Tania had a fixed goal in mind, “to make money to enlarge my parents’ house and have a private place for my marriage and my children
“I had to sweat for this little piece of land,” she says. “We were in a shared house and drank instant soup almost every day,” she says of her life in Caracas. “All I bought was something to bring to my children, a flat-screen television and a laptop for the older one.” To achieve this she had to “give up many necessities. We lived like dogs in a shelter, on top of each other, without any privacy,” she remembers.
On her return to Cuban, the young woman has taken up the business of reselling food products and drinks, which she buys at a discount thanks to a magnetic card she received for having been on a foreign mission. “Here,” she says, while showing the plastic rectangle, “I have accumulated the Cuban salary paid to me every month that I couldn’t collect over there, as well as a bonus in convertible currency.”
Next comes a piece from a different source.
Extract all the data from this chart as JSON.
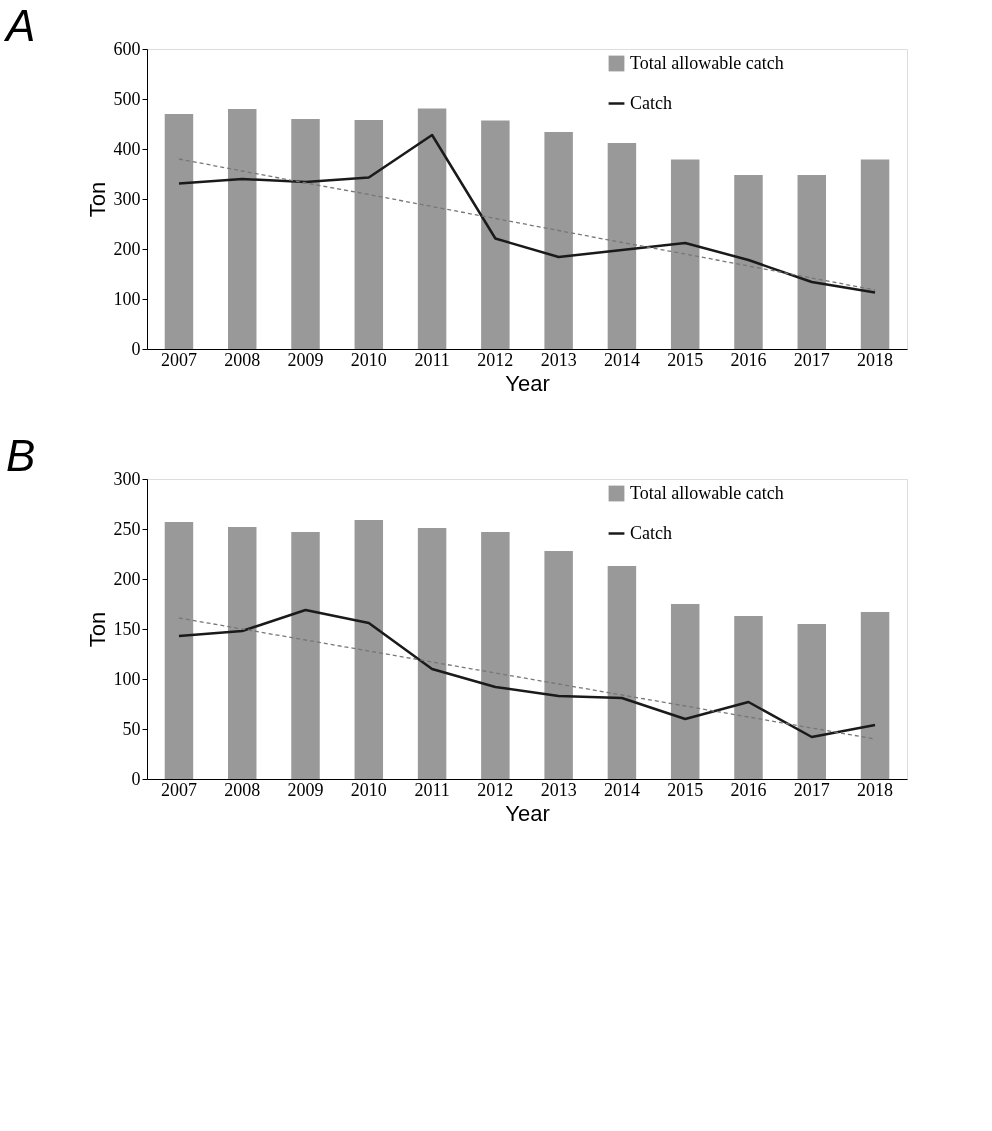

As a health professional who participated in Barrio Adentro, now she gets a discount on products she buys in stores in convertible currency. “It can reach 10 or 15 percent off, particularly for soft drinks and beer.” So the specialist in rehabilitation therapy and is now dedicated to reselling drinks to families who are organizing wedding parties or quinceañeras (girls’ fifteenth birthday parties). Everyone wins.
“We lived like dogs in a shelter, on top of each other, without any privacy”
“With that I’ll be able to get the dishes and the plumbing fixtures I need to buy,” she says. However, she believes that the remuneration that she received for her work abroad was “not much for the effort.” It was not only the workload, she says. “I had a friend who had a nervous breakdown because she was trapped in a riot in the street; she’s still under psychiatric treatment and, as she didn’t finish out her contract, she didn’t get the salary bonus.”
Despite the difficulties, Tania wants to return to a new mission. “I already have contacts in South Africa for an individual contract,” but this time, she explains, “I will take my family… and if I ever saw you, I don’t remember.”